Chi Chi's charity even extends to the golf course proper, where he entertains the office-weary, weekend galleries with familiar swordsman routines and quick one-liners. "I do it to make people laugh," he offers. "Americans are so hard-working, and half of them don't enjoy their work, so I try to give them something to smile about."
One of the first pros to inject humor and color into the otherwise staid Tour, Rodriguez has drawn a loyal following bent on witnessing a bit of mischief with their golf. But Chi Chi's pioneering in the frivolity department has garnered an occasional frown from former Commissioner Joe Dey and a few peers.
"Mr. Dey asked me not to put my hat over the hole after I sunk a putt because it didn't look good," says Chi Chi in all reverence. "And some of the pros claimed that I damaged the area around the cup. So I stopped doing that. Maybe I did overdo it. But I didn't mean to.
"I still do the bit where I pretender that my putter is a saber. Nowadays showmanship is more acceptable, but I've learned when to do it and when to turn it off. A lot of guys out here are very serious, and God bless them, that's their personality. It's not a sin to be business-like."
An ardent admirer of Chi Chi, Hubert Green has always applauded his comedy efforts and comes to his defense against his more somber detractors. "Chi Chi does it all. He dresses beautifully, he's the consummate gentleman, a terrific player and a fantastic entertainer. He is what Tour golf should be all about. There's a lot of talk about the dull future of this game. But if more of the pros behaved like Cheech, there'd be no cause for concern. Tour players must sell themselves today. People come out to be entertained as much as to see great shots.

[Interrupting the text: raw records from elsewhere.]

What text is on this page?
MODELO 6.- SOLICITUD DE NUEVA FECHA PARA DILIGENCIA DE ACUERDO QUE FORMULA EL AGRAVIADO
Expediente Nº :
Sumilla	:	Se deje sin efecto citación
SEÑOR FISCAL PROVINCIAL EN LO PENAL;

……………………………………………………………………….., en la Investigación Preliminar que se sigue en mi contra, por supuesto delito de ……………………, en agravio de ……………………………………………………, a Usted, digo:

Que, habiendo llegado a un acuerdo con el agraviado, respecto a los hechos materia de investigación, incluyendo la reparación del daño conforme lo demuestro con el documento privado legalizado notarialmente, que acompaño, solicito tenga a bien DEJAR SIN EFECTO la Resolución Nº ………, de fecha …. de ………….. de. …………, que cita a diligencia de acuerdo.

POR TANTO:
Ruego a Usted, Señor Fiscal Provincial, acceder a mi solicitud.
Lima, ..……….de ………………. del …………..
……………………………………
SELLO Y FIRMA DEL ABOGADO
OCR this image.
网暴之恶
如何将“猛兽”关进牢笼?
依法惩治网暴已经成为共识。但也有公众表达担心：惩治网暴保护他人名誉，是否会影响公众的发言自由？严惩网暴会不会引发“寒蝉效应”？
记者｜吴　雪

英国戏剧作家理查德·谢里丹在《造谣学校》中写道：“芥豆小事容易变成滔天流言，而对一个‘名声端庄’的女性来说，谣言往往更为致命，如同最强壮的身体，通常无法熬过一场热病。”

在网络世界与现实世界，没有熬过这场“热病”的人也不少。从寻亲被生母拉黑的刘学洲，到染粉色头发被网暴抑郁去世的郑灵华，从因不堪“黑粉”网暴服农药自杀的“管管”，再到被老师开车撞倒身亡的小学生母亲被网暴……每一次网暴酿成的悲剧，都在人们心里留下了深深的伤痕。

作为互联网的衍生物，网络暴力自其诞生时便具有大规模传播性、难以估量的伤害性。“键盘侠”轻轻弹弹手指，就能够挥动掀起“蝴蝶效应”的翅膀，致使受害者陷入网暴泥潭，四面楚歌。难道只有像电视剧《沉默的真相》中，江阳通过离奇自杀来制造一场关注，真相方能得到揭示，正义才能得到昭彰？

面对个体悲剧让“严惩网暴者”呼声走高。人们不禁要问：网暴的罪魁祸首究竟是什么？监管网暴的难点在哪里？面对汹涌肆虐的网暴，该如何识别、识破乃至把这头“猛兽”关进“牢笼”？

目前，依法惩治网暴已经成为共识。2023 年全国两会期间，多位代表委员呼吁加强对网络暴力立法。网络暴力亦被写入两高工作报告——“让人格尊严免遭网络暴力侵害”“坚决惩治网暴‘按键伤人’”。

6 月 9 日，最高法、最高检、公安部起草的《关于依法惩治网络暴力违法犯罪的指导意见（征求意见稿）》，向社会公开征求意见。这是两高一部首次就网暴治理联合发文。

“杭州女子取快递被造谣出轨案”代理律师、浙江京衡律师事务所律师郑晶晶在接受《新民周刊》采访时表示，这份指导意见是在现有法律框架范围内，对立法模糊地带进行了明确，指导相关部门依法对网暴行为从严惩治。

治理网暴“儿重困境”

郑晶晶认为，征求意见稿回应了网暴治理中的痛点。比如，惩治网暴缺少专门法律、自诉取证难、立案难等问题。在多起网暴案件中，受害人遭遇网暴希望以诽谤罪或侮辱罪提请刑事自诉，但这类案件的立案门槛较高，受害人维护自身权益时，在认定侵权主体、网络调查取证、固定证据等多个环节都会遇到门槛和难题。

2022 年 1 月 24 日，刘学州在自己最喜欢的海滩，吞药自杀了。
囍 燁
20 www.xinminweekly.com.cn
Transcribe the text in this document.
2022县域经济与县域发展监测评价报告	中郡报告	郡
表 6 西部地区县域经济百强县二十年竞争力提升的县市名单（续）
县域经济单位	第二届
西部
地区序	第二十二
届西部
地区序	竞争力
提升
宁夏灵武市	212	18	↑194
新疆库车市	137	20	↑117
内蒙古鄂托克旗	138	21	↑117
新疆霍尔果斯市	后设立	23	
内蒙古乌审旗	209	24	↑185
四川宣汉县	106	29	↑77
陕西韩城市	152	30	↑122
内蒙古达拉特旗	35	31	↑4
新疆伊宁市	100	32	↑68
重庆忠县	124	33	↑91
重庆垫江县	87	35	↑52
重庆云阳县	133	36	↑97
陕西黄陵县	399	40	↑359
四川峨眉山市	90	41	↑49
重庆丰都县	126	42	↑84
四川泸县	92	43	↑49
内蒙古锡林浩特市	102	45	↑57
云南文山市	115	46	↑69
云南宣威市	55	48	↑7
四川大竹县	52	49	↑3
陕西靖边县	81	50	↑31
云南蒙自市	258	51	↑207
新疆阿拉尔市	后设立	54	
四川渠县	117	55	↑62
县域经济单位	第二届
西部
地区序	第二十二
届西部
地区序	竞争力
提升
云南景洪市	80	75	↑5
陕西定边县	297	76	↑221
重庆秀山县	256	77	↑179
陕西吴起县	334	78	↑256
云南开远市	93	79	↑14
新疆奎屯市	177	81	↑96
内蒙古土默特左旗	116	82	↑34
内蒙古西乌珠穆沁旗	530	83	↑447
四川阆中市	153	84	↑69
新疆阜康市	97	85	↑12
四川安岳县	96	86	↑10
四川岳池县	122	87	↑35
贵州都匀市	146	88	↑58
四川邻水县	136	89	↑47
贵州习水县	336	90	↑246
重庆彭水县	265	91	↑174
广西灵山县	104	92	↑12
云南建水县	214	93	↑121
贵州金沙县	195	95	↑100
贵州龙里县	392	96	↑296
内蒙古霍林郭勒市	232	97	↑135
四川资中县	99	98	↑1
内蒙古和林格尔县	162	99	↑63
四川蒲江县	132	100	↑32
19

" Sam Snead contends that golf's modern era has produced only two real shotmakers, Lee Trevino and Chi Chi Rodriguez. With his superbly skillful hands ("the best in the game," claims Kratzert), Cheech can pull miracles out of his bag around the green. Give him any lie in any bunker and he'll likely end up in better shape than if he'd hit from Position A. Indeed, it is "on the beach" that Rodriguez has built his castle, his reputation.
"He taught me so much about sand play," confides Washam, "that I aim for bunkers now. Even when the ball is buried, I know exactly what it's going to do. He made that part of the game much easier for me."
His make-'em-laugh repertoire may have lost some steam, but what's left of it still pulls the fans. And his artistry of technique pulls the students of the game. Still, it would not be outrageous to assert that most of his devotees come out to see him because he is a success story. When you watch Chi Chi Rodriguez stride eagerly down a fairway, you dare to believe and dream again.